- Nadleśnictwo
- Coordinates: 53°55′38″N 18°39′51″E﻿ / ﻿53.92722°N 18.66417°E
- Country: Poland
- Voivodeship: Pomeranian
- County: Tczew
- Gmina: Pelplin

Population
- • Total: 236
- Time zone: UTC+1 (CET)
- • Summer (DST): UTC+2 (CEST)
- Postal code: 83-130
- SIMC: 0169006
- Vehicle registration: GTC

= Nadleśnictwo, Pomeranian Voivodeship =

Settlement in Kociewie

Nadleśnictwo (formerly: Pelplin-Nadleśnictwo) is a hamlet in the administrative district of Gmina Pelplin, within Tczew County, Pomeranian Voivodeship, in northern Poland.
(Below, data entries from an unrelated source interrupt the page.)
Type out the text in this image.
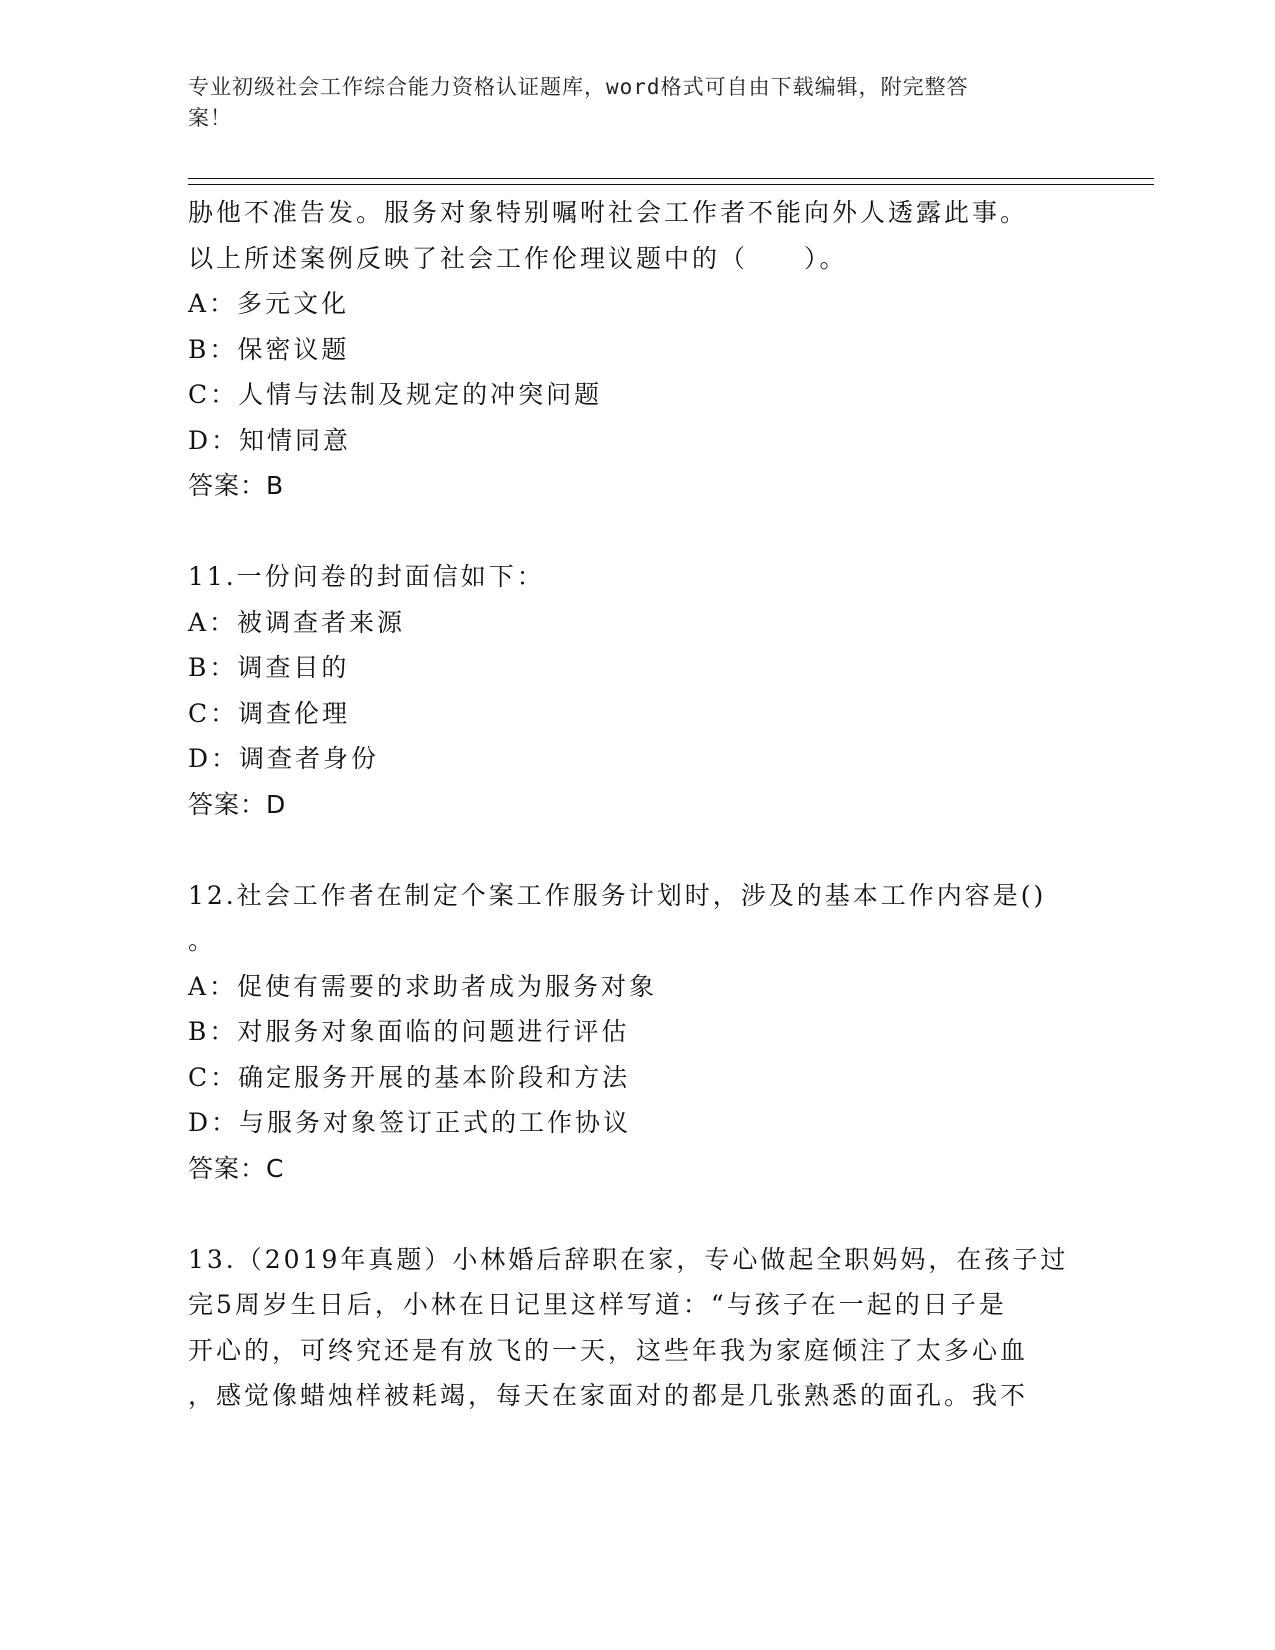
专业初级社会工作综合能力资格认证题库，word格式可自由下载编辑，附完整答
案！
胁他不准告发。服务对象特别嘱咐社会工作者不能向外人透露此事。
以上所述案例反映了社会工作伦理议题中的（　　）。
A：多元文化
B：保密议题
C：人情与法制及规定的冲突问题
D：知情同意
答案：B
11.一份问卷的封面信如下：
A：被调查者来源
B：调查目的
C：调查伦理
D：调查者身份
答案：D
12.社会工作者在制定个案工作服务计划时，涉及的基本工作内容是()
。
A：促使有需要的求助者成为服务对象
B：对服务对象面临的问题进行评估
C：确定服务开展的基本阶段和方法
D：与服务对象签订正式的工作协议
答案：C
13.（2019年真题）小林婚后辞职在家，专心做起全职妈妈，在孩子过
完5周岁生日后，小林在日记里这样写道：“与孩子在一起的日子是
开心的，可终究还是有放飞的一天，这些年我为家庭倾注了太多心血
，感觉像蜡烛样被耗竭，每天在家面对的都是几张熟悉的面孔。我不
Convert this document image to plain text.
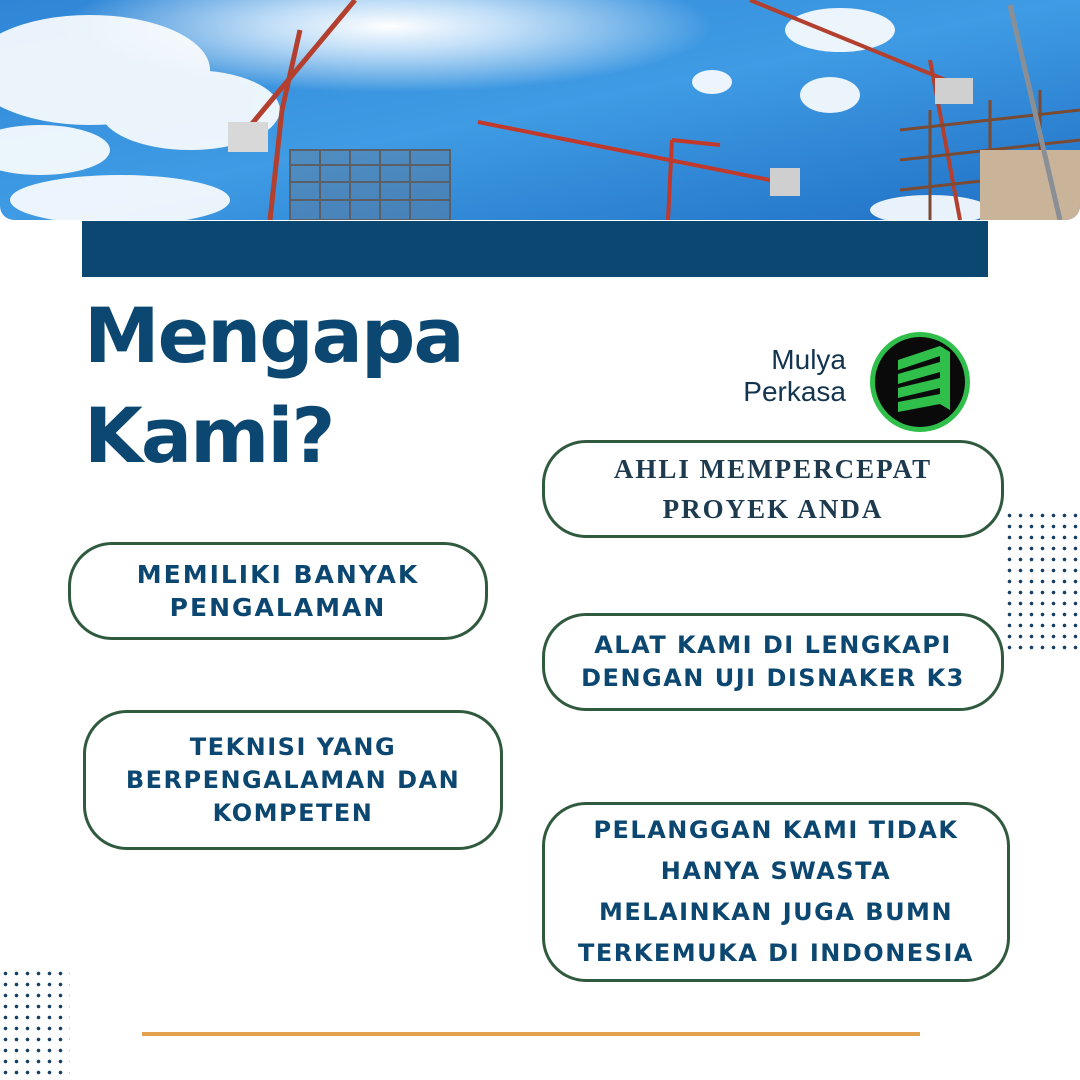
Mengapa
Kami?
Mulya
Perkasa
AHLI MEMPERCEPAT
PROYEK ANDA
MEMILIKI BANYAK
PENGALAMAN
ALAT KAMI DI LENGKAPI
DENGAN UJI DISNAKER K3
TEKNISI YANG
BERPENGALAMAN DAN
KOMPETEN
PELANGGAN KAMI TIDAK
HANYA SWASTA
MELAINKAN JUGA BUMN
TERKEMUKA DI INDONESIA
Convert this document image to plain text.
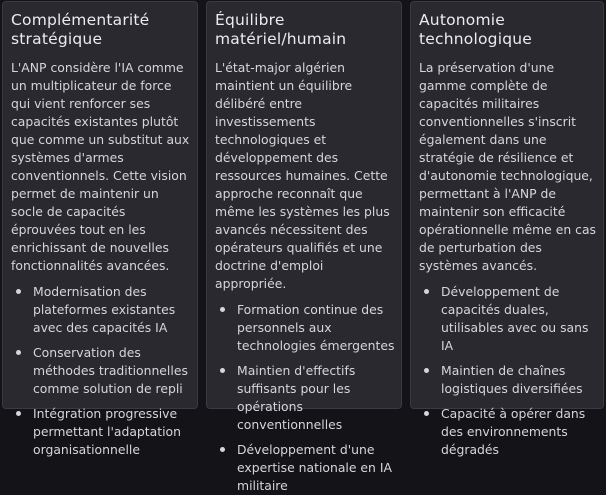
Complémentarité
stratégique

L'ANP considère l'IA comme un multiplicateur de force qui vient renforcer ses capacités existantes plutôt que comme un substitut aux systèmes d'armes conventionnels. Cette vision permet de maintenir un socle de capacités éprouvées tout en les enrichissant de nouvelles fonctionnalités avancées.

Modernisation des plateformes existantes avec des capacités IA
Conservation des méthodes traditionnelles comme solution de repli
Intégration progressive permettant l'adaptation organisationnelle
Équilibre
matériel/humain

L'état-major algérien maintient un équilibre délibéré entre investissements technologiques et développement des ressources humaines. Cette approche reconnaît que même les systèmes les plus avancés nécessitent des opérateurs qualifiés et une doctrine d'emploi appropriée.

Formation continue des personnels aux technologies émergentes
Maintien d'effectifs suffisants pour les opérations conventionnelles
Développement d'une expertise nationale en IA militaire
Autonomie
technologique

La préservation d'une gamme complète de capacités militaires conventionnelles s'inscrit également dans une stratégie de résilience et d'autonomie technologique, permettant à l'ANP de maintenir son efficacité opérationnelle même en cas de perturbation des systèmes avancés.

Développement de capacités duales, utilisables avec ou sans IA
Maintien de chaînes logistiques diversifiées
Capacité à opérer dans des environnements dégradés
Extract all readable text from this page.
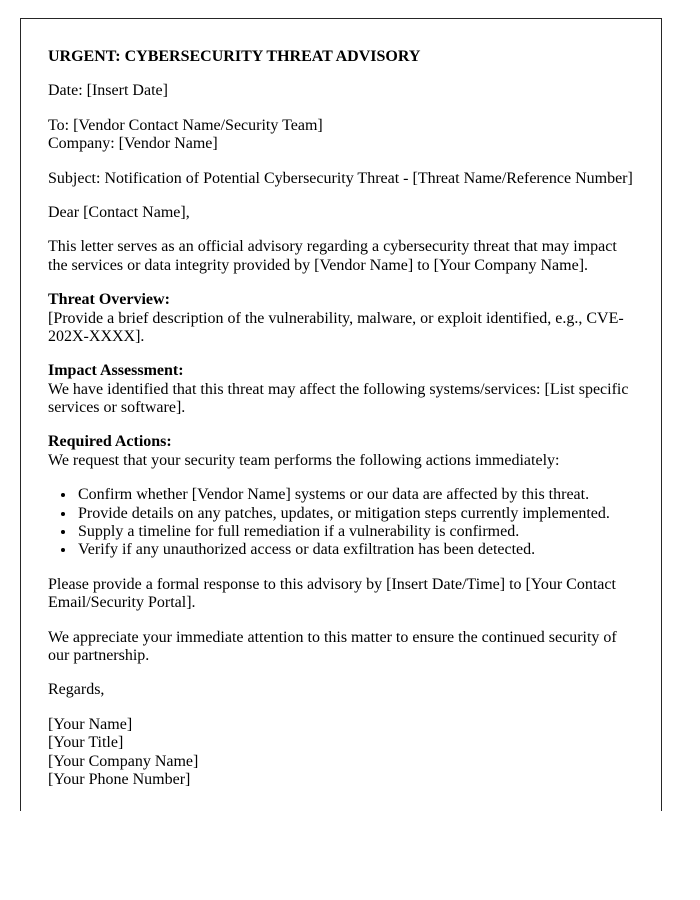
URGENT: CYBERSECURITY THREAT ADVISORY

Date: [Insert Date]

To: [Vendor Contact Name/Security Team]
Company: [Vendor Name]

Subject: Notification of Potential Cybersecurity Threat - [Threat Name/Reference Number]

Dear [Contact Name],

This letter serves as an official advisory regarding a cybersecurity threat that may impact the services or data integrity provided by [Vendor Name] to [Your Company Name].

Threat Overview:
[Provide a brief description of the vulnerability, malware, or exploit identified, e.g., CVE-202X-XXXX].

Impact Assessment:
We have identified that this threat may affect the following systems/services: [List specific services or software].

Required Actions:
We request that your security team performs the following actions immediately:

• Confirm whether [Vendor Name] systems or our data are affected by this threat.
• Provide details on any patches, updates, or mitigation steps currently implemented.
• Supply a timeline for full remediation if a vulnerability is confirmed.
• Verify if any unauthorized access or data exfiltration has been detected.

Please provide a formal response to this advisory by [Insert Date/Time] to [Your Contact Email/Security Portal].

We appreciate your immediate attention to this matter to ensure the continued security of our partnership.

Regards,

[Your Name]
[Your Title]
[Your Company Name]
[Your Phone Number]
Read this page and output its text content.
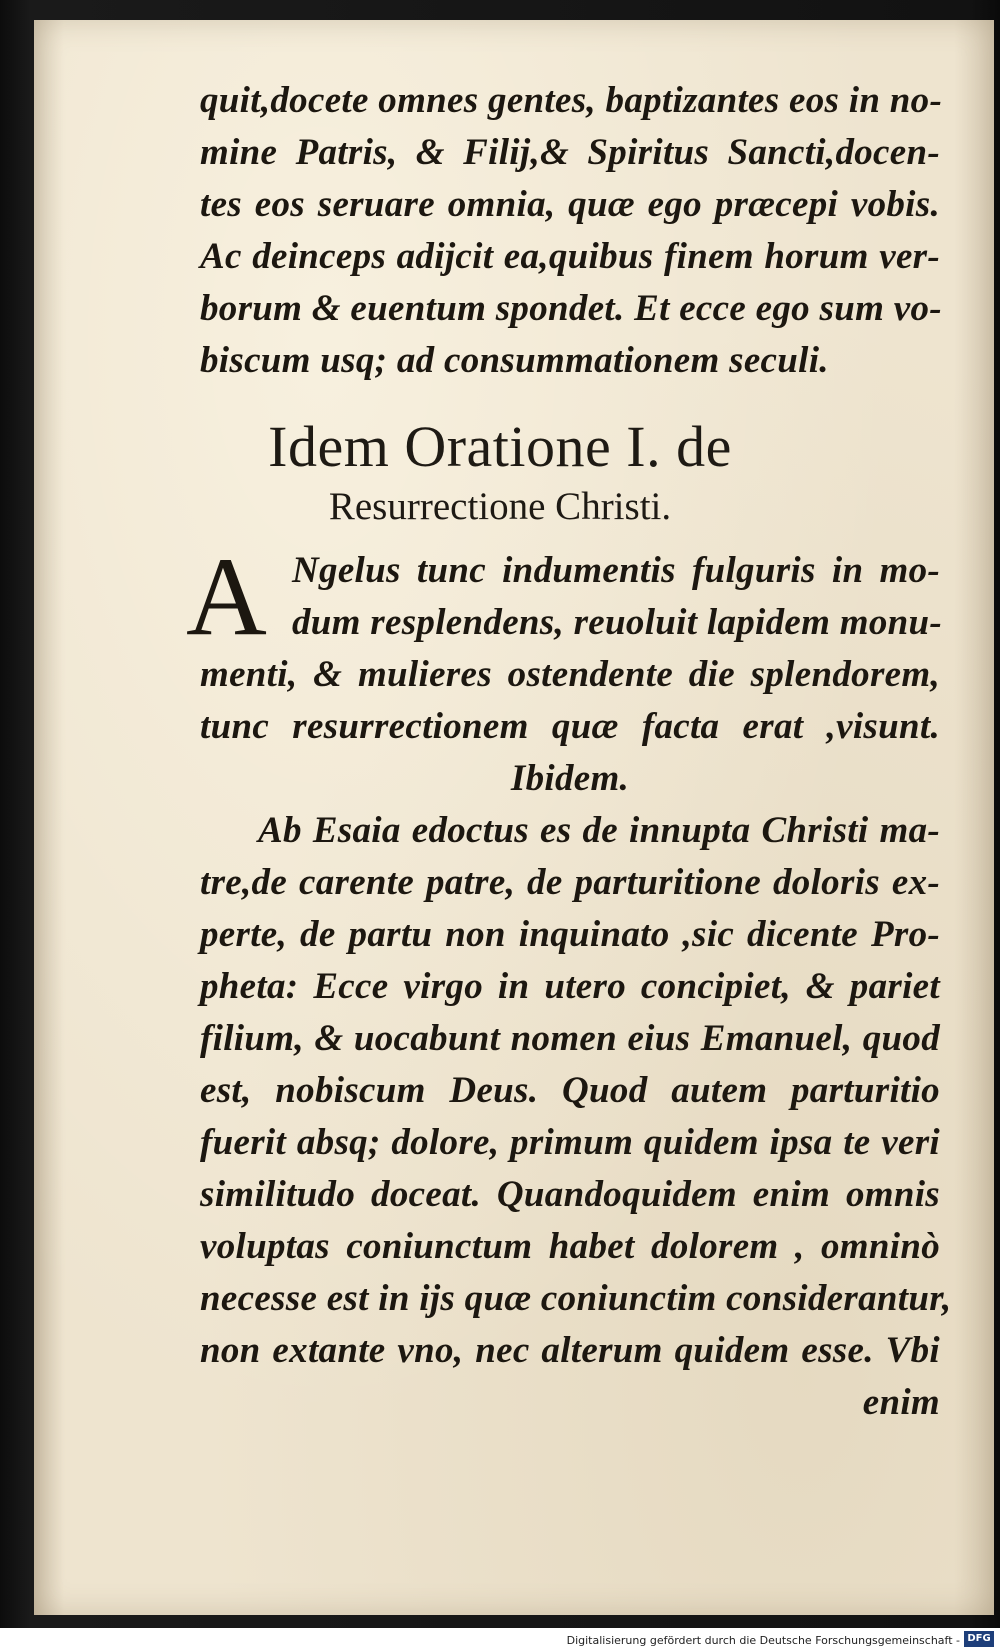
quit,docete omnes gentes, baptizantes eos in no-
mine Patris, & Filij,& Spiritus Sancti,docen-
tes eos seruare omnia, quæ ego præcepi vobis.
Ac deinceps adijcit ea,quibus finem horum ver-
borum & euentum spondet. Et ecce ego sum vo-
biscum usq; ad consummationem seculi.
Idem Oratione I. de
Resurrectione Christi.
A Ngelus tunc indumentis fulguris in mo-
dum resplendens, reuoluit lapidem monu-
menti, & mulieres ostendente die splendorem,
tunc resurrectionem quæ facta erat ,visunt.
Ibidem.
Ab Esaia edoctus es de innupta Christi ma-
tre,de carente patre, de parturitione doloris ex-
perte, de partu non inquinato ,sic dicente Pro-
pheta: Ecce virgo in utero concipiet, & pariet
filium, & uocabunt nomen eius Emanuel, quod
est, nobiscum Deus. Quod autem parturitio
fuerit absq; dolore, primum quidem ipsa te veri
similitudo doceat. Quandoquidem enim omnis
voluptas coniunctum habet dolorem , omninò
necesse est in ijs quæ coniunctim considerantur,
non extante vno, nec alterum quidem esse. Vbi
enim
Digitalisierung gefördert durch die Deutsche Forschungsgemeinschaft - DFG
It is located within the ethnocultural region of Kociewie in the historic region of Pomerania.

==History==
From the late thirteenth to the early nineteenth century, the area of the hamlet was forestry land owned by the Cistercians. Following the First Partition, Pelplin Abbey was dissolved and its lands began to be settled, with the settlement of Nadleśnictwo established in 1848. In 1939, the name of the hamlet was officially changed to Pelplin Oberförsterei.